10:30 NZ On Screen's Sailing Collection
Day one of America's Cup racing between Emirates Team Zealand and Luna Rossa is behind us and another looms tomorrow. Just in time, NZ On Screen has launched a curated Sailing Collection, including 70 years of seafaring around Aotearoa. Content Director, and curator of the collection, Kathryn Quirk explains what it is and where to find it.

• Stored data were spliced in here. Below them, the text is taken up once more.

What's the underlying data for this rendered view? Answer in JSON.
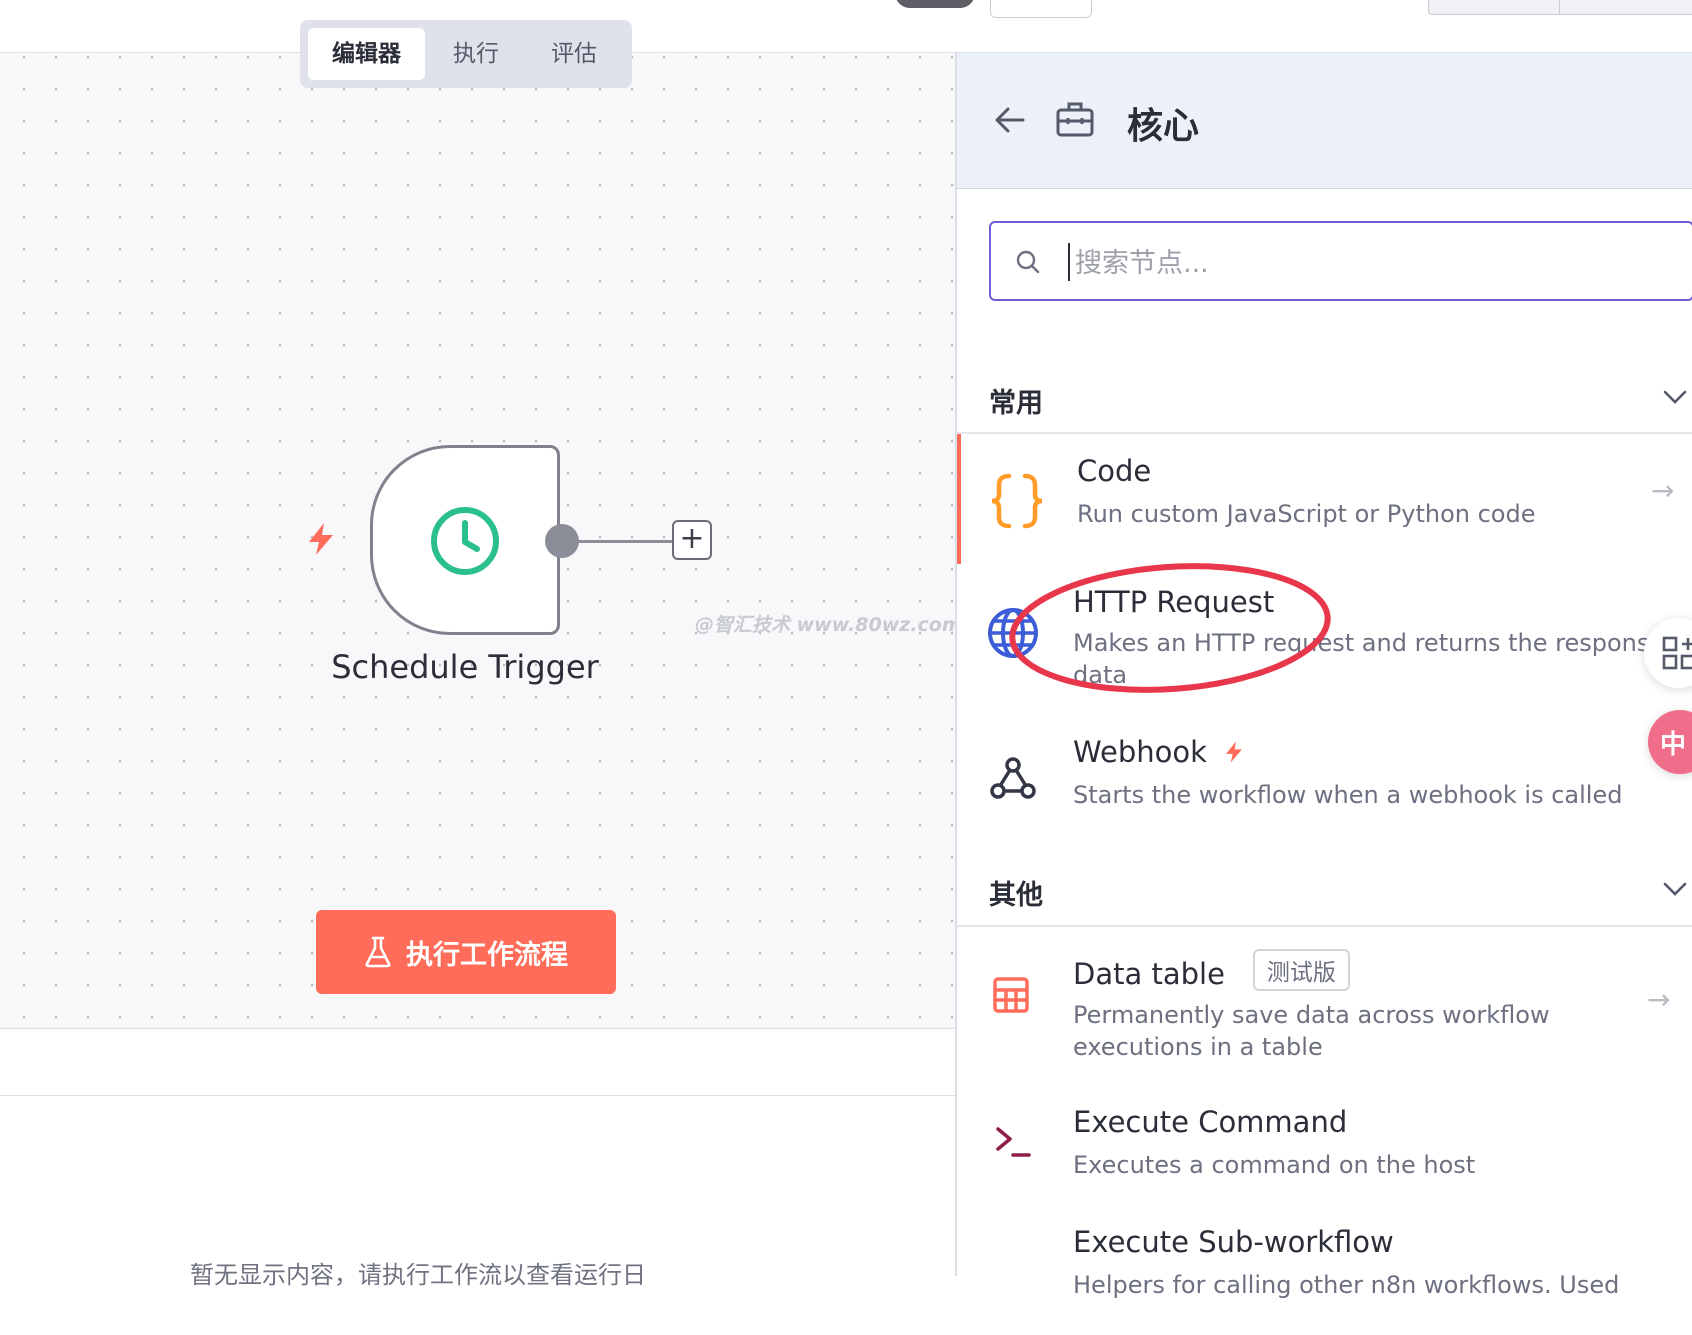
{
  "tabs": {
    "editor": "编辑器",
    "executions": "执行",
    "evaluation": "评估"
  },
  "canvas": {
    "node": {
      "name": "Schedule Trigger",
      "icon": "clock-icon"
    },
    "execute_button": "执行工作流程",
    "empty_message": "暂无显示内容，请执行工作流以查看运行日",
    "watermark": "@智汇技术 www.80wz.com"
  },
  "panel": {
    "title": "核心",
    "search_placeholder": "搜索节点...",
    "sections": [
      {
        "title": "常用",
        "items": [
          {
            "title": "Code",
            "desc": "Run custom JavaScript or Python code",
            "icon": "code-braces-icon"
          },
          {
            "title": "HTTP Request",
            "desc": "Makes an HTTP request and returns the response data",
            "icon": "globe-icon"
          },
          {
            "title": "Webhook",
            "desc": "Starts the workflow when a webhook is called",
            "icon": "webhook-icon"
          }
        ]
      },
      {
        "title": "其他",
        "items": [
          {
            "title": "Data table",
            "badge": "测试版",
            "desc": "Permanently save data across workflow executions in a table",
            "icon": "table-icon"
          },
          {
            "title": "Execute Command",
            "desc": "Executes a command on the host",
            "icon": "terminal-icon"
          },
          {
            "title": "Execute Sub-workflow",
            "desc": "Helpers for calling other n8n workflows. Used",
            "icon": "sub-workflow-icon"
          }
        ]
      }
    ]
  },
  "colors": {
    "accent": "#ff6d5a",
    "search_border": "#6c5fd8",
    "trigger_green": "#2bbf8e",
    "highlight_ring": "#e8364a"
  }
}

10:45 The Rest Is History: the very slow race for women to priesthood
In 1994, the Church of England ordained its first women priests. The idea was first tentatively floated in 1920. But it took until 1975 for the General Synod to pass a motion saying it had "no fundamental objections" to the ordination of women to the priesthood. But it wasn't until 1985 that women could be lay clergy known as deacons, and it took til the mid 1990's to ordain 33 women priests. The story in New Zealand was vastly different. Jacynthia Murphy is an ordained priest. She talks to Karyn Hay about the patriarchy that wahine still battle even in New Zealand.